Manifestações da segunda fase
Erupções cutâneas características
A progressão biológica desta patologia infecciosa conduz inevitavelmente a uma fase sistémica muito mais evidente, clinicamente conhecida como fase secundária.
Após a aparente cura da lesão inicial, o microrganismo patogénico, tendo entrado na corrente sanguínea, começa a disseminar-se de forma massiva por toda a anatomia do doente.
Esta profunda invasão celular desencadeia uma das manifestações dermatológicas mais representativas da doença: o aparecimento de múltiplas erupções cutâneas.
Estas alterações epidérmicas apresentam-se habitualmente como pequenas manchas avermelhadas ou castanhas, que possuem uma textura ligeiramente rugosa ao toque.
Uma característica clínica fundamental que permite diferenciar esta erupção cutânea de outras afeções alérgicas é a sua localização geográfica específica no corpo, uma vez que estas marcas tendem a espalhar-se simetricamente, abrangendo com grande frequência as palmas das mãos e as solas dos pés.
Apesar do seu aspeto visual alarmante, estas erupções não costumam causar comichão nem dor, o que leva muitas pessoas a subestimar a gravidade do quadro clínico e a adiar a procura de cuidados de saúde especializados.
Sintomas sistémicos associados
Paralelamente às alterações dermatológicas, esta segunda fase infecciosa caracteriza-se pelo surgimento de um conjunto de manifestações sistémicas que evidenciam a intensa luta imunológica interna.
O organismo, ao tentar combater a proliferação bacteriana maciça e disseminada, apresenta um quadro clínico generalizado que, frequentemente, se assemelha a uma forte infeção viral episódica.
Entre os sinais corporais mais comuns, destaca-se a inflamação generalizada dos gânglios linfáticos, acompanhada de episódios febris moderados, fadiga muscular profunda e dores articulares persistentes.
Além disso, o doente pode sofrer uma queda de cabelo localizada, desconforto contínuo na garganta e uma diminuição notória do apetite diário.
Este conjunto de anomalias fisiológicas sublinha a imensa capacidade do microrganismo para simular doenças comuns, dificultando enormemente um diagnóstico rápido baseado apenas na observação visual.
Tal como acontece com as lesões epidérmicas, estes sintomas orgânicos tendem a desaparecer espontaneamente após várias semanas, mesmo sem intervenção farmacológica.
Esta falsa melhoria física esconde o avanço silencioso da bactéria para uma fase latente interna perigosa e muito mais destrutiva.
Resumo
A segunda fase desta grave doença infecciosa caracteriza-se principalmente por diversas manifestações dermatológicas corporais muito evidentes.
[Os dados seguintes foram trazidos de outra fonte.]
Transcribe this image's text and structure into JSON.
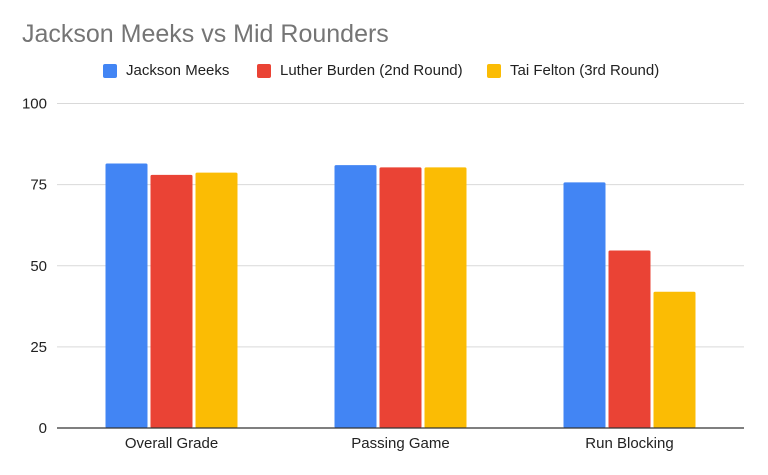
{
  "chart_data": {
    "type": "bar",
    "title": "Jackson Meeks vs Mid Rounders",
    "categories": [
      "Overall Grade",
      "Passing Game",
      "Run Blocking"
    ],
    "series": [
      {
        "name": "Jackson Meeks",
        "color": "#4285F4",
        "values": [
          81.5,
          81,
          75.7
        ]
      },
      {
        "name": "Luther Burden (2nd Round)",
        "color": "#EA4335",
        "values": [
          78,
          80.3,
          54.7
        ]
      },
      {
        "name": "Tai Felton (3rd Round)",
        "color": "#FBBC04",
        "values": [
          78.7,
          80.3,
          42
        ]
      }
    ],
    "ylim": [
      0,
      100
    ],
    "yticks": [
      "0",
      "25",
      "50",
      "75",
      "100"
    ],
    "grid": true,
    "legend_position": "top"
  }
}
Estas erupções avermelhadas assintomáticas surgem frequentemente nas palmas das mãos e nas solas de ambos os pés.
A par destas marcas visuais, surgem múltiplos incómodos orgânicos generalizados. O doente afetado apresenta inflamação ganglionar constante, episódios febris moderados, dores articulares profundas e uma fadiga muscular extrema ao longo de todo este complexo desenvolvimento patológico interno.
Todos estes sinais corporais tendem a desaparecer espontaneamente após algumas semanas. Esta cura aparente é enganadora, pois esconde, na verdade, que esse microrganismo perigoso continua a avançar silenciosamente para uma fase sistémica hoje muito mais destrutiva.